A sensação de que o Partido Republicano está tentando manter o poder, embora sua base esteja se aproximando de uma minoria permanente no país, provavelmente será mais apelos dos liberais nos próximos anos para acabar com a hipocrisia do Senado. A regra da Câmara, que na verdade exige uma supermaioria de 60 votos para aprovar uma legislação válida, está sendo usada pelos republicanos para atrasar a reforma eleitoral democrata para conter as leis estaduais de repressão aos eleitores.

“Se não eliminarmos o hipócrita para aprovar a proteção eleitoral federal, mais uma vez permitiremos que governos de minoria branca governem esta nação”, disse Stephany Spaulding, porta-voz da Just Democracy, a coalizão de justiça racial.

Isso coloca pressão adicional sobre democratas mais moderados, como Biden e o senador Joe Manchin, da Virgínia Ocidental, e Kyrsten Sinema do Arizona, que são contra o levantamento da obstrução.

No curto prazo, o censo pode trazer boas notícias para os republicanos, pois dará início a uma corrida para redistribuir cadeiras no Congresso. Como os democratas só têm uma maioria de oito membros na Câmara dos Representantes, mesmo pequenas alterações no mapa podem ter implicações enormes. A redistribuição pode resultar na perda de muitas cadeiras nos estados azuis e na adição de outras onde Trump venceu no ano passado.

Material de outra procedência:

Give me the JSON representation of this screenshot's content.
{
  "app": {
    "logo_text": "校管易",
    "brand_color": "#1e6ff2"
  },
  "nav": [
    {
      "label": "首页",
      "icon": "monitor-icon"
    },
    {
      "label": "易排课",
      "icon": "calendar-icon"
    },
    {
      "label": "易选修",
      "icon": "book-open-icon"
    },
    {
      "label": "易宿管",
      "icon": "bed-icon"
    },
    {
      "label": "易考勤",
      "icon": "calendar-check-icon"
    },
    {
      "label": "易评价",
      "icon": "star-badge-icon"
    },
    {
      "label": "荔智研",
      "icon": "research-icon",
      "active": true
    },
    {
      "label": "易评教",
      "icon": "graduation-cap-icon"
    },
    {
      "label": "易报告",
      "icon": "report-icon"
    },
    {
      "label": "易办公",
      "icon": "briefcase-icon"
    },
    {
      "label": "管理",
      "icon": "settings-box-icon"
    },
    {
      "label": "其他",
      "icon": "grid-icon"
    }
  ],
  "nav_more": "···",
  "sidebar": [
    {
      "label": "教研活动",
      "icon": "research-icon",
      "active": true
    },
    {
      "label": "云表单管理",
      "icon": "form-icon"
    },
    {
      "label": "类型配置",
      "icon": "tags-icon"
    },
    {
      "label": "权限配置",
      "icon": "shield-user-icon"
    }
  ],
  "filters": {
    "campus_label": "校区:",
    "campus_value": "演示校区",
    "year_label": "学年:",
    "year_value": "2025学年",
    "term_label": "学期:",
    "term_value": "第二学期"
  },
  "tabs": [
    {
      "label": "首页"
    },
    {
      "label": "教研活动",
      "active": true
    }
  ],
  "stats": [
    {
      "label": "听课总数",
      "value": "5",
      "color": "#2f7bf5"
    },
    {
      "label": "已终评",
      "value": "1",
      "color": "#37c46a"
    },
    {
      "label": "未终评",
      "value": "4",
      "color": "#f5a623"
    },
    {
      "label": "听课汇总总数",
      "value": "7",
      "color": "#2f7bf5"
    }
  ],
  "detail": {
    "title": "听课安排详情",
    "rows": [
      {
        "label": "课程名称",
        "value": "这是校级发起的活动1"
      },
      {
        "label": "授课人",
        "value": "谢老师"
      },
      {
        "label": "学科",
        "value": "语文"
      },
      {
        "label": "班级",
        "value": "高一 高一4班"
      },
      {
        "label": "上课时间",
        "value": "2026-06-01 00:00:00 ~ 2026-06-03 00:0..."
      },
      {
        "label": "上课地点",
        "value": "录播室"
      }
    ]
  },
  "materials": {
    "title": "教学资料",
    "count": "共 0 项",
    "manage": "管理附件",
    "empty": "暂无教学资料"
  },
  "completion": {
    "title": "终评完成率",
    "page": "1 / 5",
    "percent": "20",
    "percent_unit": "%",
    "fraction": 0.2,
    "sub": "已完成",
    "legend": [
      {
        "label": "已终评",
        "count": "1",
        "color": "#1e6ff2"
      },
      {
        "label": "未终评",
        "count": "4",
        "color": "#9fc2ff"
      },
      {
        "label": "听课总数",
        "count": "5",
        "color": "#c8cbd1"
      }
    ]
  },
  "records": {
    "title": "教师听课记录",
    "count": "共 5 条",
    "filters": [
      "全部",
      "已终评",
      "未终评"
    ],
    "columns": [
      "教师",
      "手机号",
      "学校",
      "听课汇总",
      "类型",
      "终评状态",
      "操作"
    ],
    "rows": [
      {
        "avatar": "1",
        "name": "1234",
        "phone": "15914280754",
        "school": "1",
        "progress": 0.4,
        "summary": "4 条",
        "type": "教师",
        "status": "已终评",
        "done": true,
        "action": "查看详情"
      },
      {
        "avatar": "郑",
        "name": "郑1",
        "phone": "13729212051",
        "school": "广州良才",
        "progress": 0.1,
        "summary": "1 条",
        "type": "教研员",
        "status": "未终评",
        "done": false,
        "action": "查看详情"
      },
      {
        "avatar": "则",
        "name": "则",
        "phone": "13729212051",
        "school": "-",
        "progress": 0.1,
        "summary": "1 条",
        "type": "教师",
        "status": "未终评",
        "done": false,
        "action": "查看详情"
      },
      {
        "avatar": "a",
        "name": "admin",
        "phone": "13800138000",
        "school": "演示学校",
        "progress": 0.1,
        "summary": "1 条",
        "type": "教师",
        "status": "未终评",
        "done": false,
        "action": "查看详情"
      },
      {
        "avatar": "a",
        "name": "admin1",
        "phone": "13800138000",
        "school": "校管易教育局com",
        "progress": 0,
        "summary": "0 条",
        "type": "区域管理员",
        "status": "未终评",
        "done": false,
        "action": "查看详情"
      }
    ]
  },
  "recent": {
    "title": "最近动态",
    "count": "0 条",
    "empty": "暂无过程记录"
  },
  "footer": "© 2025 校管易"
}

Ainda assim, também há sinais de que redesenhar os mapas – um processo rígido que envolve processos complexos – pode não ser tão ruim quanto alguns democratas temiam. Um declínio nas populações rurais e o crescente poder das cidades podem significar que alguns lugares precisam ser esboçados para incluir eleitores mais democráticos, de uma forma que pode ser um presságio para o desenvolvimento político nos próximos anos.